The difference between the projected costs and the actual cost to taxpayers, just in the next decade will be around $190 million. That’s over $2,000 for every man, woman, and child in Duluth.

Earlier this week, the City Council passed an ordinance that enshrines the final solution into city code. You may have missed the news.

There are so many people to recognize and thank for this historic accomplishment. Dedicated city staff, union leaders, attorneys, and five volunteers (led by Sandy Sandbulte) who wrote a task force report that became our roadmap. Without a doubt, that was THE most important volunteer effort in our city’s history.

I’m not one of dwell on my past service… but this is my proudest accomplishment in public life – a problem that no longer exists. I started this effort as a 20-something city councilor by conducting a study with CSS econ professor Rob Hoffman and his intern. Solving a problem like this requires sacrifice and conflict and the most controversial and unpopular decisions you can imagine – at times resulting in vague but unmistakable threats to my safety and constant animosity that exists to this day.
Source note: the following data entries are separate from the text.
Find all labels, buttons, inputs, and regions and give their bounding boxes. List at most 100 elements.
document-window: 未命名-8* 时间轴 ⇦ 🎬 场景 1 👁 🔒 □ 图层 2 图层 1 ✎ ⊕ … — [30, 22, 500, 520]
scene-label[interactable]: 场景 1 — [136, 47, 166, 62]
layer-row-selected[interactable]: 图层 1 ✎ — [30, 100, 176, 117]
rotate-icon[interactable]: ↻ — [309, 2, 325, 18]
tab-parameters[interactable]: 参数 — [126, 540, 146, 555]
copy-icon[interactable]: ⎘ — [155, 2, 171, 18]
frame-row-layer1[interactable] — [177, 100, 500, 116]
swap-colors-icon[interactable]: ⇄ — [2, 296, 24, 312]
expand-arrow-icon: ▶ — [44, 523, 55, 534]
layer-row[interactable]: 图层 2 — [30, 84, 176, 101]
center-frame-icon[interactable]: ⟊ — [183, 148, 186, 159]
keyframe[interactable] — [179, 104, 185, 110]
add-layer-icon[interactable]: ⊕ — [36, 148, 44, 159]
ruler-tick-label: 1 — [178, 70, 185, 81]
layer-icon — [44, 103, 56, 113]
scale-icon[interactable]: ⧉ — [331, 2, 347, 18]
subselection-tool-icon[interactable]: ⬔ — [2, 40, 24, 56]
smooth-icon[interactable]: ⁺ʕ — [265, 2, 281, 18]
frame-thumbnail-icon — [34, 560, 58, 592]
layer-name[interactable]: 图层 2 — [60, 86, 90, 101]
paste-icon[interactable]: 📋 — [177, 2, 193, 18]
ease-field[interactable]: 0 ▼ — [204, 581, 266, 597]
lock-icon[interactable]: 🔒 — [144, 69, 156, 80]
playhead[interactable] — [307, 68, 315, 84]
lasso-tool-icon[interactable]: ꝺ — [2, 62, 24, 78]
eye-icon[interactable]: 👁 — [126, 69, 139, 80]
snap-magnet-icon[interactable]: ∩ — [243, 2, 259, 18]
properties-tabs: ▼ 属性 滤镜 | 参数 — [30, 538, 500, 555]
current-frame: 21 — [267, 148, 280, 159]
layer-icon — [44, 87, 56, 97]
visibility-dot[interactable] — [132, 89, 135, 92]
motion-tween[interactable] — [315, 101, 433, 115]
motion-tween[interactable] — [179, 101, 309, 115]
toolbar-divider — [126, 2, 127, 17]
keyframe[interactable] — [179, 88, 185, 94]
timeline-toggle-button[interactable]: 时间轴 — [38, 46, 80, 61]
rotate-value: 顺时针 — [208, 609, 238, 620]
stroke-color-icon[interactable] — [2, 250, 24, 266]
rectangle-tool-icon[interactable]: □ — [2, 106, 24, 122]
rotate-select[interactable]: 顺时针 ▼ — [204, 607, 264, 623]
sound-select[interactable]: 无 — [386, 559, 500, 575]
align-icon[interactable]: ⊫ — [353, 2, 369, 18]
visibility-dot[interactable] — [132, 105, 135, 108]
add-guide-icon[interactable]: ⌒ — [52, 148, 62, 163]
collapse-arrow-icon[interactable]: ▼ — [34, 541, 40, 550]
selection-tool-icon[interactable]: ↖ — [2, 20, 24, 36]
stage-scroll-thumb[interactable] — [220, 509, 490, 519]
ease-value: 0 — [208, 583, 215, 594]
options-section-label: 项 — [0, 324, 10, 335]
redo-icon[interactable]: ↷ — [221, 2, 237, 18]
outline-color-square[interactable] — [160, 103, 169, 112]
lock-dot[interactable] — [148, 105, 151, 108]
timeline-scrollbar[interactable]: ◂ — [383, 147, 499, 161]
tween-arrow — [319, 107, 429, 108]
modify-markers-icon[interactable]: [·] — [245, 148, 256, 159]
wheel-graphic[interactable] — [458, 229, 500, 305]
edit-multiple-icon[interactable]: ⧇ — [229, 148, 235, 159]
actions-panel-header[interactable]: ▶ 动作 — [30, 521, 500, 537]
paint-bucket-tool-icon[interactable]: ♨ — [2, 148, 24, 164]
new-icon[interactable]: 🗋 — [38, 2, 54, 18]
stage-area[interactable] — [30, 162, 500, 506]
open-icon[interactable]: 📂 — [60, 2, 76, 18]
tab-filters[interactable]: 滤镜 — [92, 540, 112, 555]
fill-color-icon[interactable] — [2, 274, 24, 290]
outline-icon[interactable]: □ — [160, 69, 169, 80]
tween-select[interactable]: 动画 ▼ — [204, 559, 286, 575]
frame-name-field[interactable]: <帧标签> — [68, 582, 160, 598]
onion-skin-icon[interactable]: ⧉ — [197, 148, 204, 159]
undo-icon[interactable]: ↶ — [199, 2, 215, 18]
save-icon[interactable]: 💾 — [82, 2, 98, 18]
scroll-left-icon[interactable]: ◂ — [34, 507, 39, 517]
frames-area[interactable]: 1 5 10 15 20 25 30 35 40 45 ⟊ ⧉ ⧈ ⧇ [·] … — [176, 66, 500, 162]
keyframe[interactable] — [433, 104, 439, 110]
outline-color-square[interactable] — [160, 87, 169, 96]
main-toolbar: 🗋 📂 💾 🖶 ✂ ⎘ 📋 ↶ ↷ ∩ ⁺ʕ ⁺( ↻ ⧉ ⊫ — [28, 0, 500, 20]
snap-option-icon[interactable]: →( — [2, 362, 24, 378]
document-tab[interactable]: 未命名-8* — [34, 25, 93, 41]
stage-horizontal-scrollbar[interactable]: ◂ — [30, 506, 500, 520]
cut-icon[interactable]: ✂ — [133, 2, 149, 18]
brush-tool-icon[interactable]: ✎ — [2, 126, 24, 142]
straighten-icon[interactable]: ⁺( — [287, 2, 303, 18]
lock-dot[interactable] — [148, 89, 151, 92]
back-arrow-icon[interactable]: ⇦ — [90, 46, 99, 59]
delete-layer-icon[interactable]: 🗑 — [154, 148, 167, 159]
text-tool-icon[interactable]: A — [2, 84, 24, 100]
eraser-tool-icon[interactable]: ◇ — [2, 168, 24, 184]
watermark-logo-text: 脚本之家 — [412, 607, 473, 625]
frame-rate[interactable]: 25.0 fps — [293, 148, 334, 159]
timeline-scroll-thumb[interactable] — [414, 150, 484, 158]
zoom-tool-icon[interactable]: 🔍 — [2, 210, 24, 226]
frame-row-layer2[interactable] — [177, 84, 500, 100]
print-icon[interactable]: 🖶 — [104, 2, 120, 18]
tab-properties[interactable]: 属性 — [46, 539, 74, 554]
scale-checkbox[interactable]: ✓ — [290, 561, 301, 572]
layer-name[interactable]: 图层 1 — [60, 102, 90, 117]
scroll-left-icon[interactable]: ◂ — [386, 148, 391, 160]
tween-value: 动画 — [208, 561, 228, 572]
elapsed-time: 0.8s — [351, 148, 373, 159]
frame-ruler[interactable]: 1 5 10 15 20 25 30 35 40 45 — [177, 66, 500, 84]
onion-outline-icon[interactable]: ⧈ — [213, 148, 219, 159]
There are so many stories, so many twists and turns. There wasn’t one decision made that wasn’t painful. There wasn’t a single benefit realized during my time in office – everything was in service of a better future for Duluth.

It’s not a comfortable thing for me to share like this. But it is important. It’s important to me and the dozens of people who put in the hard work. There’s nothing to point to as our accomplishment. Once the problem is solved, it no longer exists in the public mind. Which is wonderful, it is beautiful.

In politics, all of the incentives are to build and create – for obvious reasons. There are lasting reminders of those accomplishments. But what’s most desperately needed in politics are leaders who are focused on solving problems – especially those most impossible problems, especially those which take decades to solve, especially those that the future will benefit by being free from a burden that they never knew once existed."